Читаем Шуршание философа, бегающего по своей оси полностью

Для сотворения детей было достаточно и стандартной биологической пары – в этом смысле ничего не изменилось. Но кому было интересно сотворение детей, когда можно было сотворить что-то намного более смелое, а именно – «полноту жизни»?

В гармоническом смысле капибара была почти завершена, требовался только мужчина, один качественный добротный мужчина. Они сразу же определили типаж – вот этот самый ленивый мыслитель, именно такой типаж они предполагали в качестве четвертого. Конечно, можно было отступать от регламента, потому что они всё-таки искали духовного партнера, но внутренний мир часто проецировался на внешности, и надежные люди выглядели именно как надежные люди – спокойные, уверенные в себе мужчины классического образца. А капибара искала именно надежность – всего остального у неё в общем духовном поле было с лихвой.

Итак, они искали мужчину. Каждый начинал свои отношения, то есть, формировал пару, а потом, если всё шло хорошо, кандидат знакомился с другими членами союза, и вступал отношения со всеми по очереди до тех пор, пока где-то не выявлялось проблемы, и тогда поиски надо было начинать заново.

Таковы были новые времена. Рани приветствовала их улыбкой изо дня в день, делала свои дела, бегала на свидания, любила капибару, и всё у неё было прекрасно, ровно до той поры, когда она встретила Фикса. Это был истинный мужчина плотной массивной породы, сильный, надежный, с четко очерченными скулами, как у гор, и его раскованная деловитость приводила её в восторг.

Фикс отличался от других тем, что его было много, он был полноценен сам по себе, и ему как будто бы не надо было собираться ни в какие союзы, и сам он был против всяких устойчивых человеческих образований, игнорировал бары, митинги и всевозможные общественные увеселения.

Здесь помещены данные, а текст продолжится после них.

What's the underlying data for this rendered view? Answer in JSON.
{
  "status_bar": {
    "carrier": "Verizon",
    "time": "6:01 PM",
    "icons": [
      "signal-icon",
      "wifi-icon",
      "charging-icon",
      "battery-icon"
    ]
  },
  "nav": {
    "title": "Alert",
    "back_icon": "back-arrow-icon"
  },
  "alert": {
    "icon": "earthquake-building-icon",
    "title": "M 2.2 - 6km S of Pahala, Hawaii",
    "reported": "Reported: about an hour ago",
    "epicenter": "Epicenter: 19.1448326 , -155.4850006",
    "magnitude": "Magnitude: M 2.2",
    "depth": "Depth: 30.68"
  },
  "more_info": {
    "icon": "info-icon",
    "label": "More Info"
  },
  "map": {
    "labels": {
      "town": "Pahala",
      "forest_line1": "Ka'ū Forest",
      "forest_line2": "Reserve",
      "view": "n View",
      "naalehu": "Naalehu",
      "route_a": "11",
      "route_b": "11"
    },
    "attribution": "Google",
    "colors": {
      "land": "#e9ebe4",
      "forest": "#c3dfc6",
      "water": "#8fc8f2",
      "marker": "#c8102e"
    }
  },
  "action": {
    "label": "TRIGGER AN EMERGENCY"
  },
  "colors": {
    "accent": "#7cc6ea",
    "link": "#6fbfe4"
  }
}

Он был такой вот надежный и самодостаточный, что вызывало в Рани массу разнообразных чувств – от зависти до восхищения, плюс смущение от того, как сильно он подходит их капибаре, и как сильно их капибара была ему не нужна.

Этот мужчина был такой ироничный, такой праздничный, своетипичный, на лице как будто ухмылка зависла, и никто не мог ее отодрать. Рани так любила смотреть на него, трогать его, слушать, что он говорит. Сначала это было обычное соединение, проба, но потом стало всё сложнее расставаться, и оба были озадачены, потому что почувствовали что-то такое пространственное, многомерное, и это было выше ощущения и больше близости. Им даже говорить было не обязательно – в том смысле, в котором каждый говорит о себе, а потом все делают вид, что это общие интересы – так им было не обязательно, но они всегда находили, что обсудить.

Когда устанавливалась тишина, они передавали мысли по коже, по волосам, проводили через руки, и мысли становились такие длинные, как прошлое и будущее на одной нитке, и сами они были на одной нитке, в одном пространственном отсеке, и больше никого не требовалось – это была догадка, которую они запирали вне своей головы. Думать об этом всерьез никто из двоих не решился бы.

Так они встречались. Днем ходили каждый на свою работу, вечером ходили по рукам: Рани ужинала со своей капибарой, а Фикс навещал друзей, но ночью они непременно встречались. Гуляли просто по улицам или шли в крытые ромашковые поля, где он одаривал её отборной лаской, и он рвался напополам, чтобы что-то сделать для неё – размножиться и стать всем сразу, заменить ей андрогина, широкората и люсечку. И она чувствовала это всё – не только телом, но и где-то вокруг себя, и она чувствовала, что в эти минуты они были в бесподобном меньшинстве, и это было похоже на полноту жизни.

Граница между ними таяла день ото дня, ещё немного – и можно было срастись, но тут не в тканях было дело, а в том, как они внутренне дополняли друг друга – очень точечно. И Рани уже начинала нервничать оттого, что так сильно затянулись эти пробные отношения, и пора было решаться на что-то кардинальное, а решаться можно было только на одно – ввести его в капибару. Никакие другие варианты даже не появлялись у неё в голове. Другое дело, что Фикс совершенно не хотел никуда себя вводить, и ей предстояло как-то корректно его уговорить, что ли, приспособить, как-то его переменить…

– Но что я делаю?

И она затягивала эти переговоры, как затягивают веревку на шее, и задыхалась, снимая себя с петли, а потом снова становилась на стул и читала стихотворение и выбивала стул, чтобы из раза в раз брать всю их беду на себя. Хотя беды-то никакой и не было. Фикс как-то спросил у неё, что случилось, и она все рассказала, и тогда он предложил испытать: ну, мало ли, что-то перевернется в нем, это же было так естественно – собираться по частям в одно, люди же это делают, ну, и он тоже попробует. В общем, они договорились на пятницу – пятый день недели, в некотором смысле символическая придумка.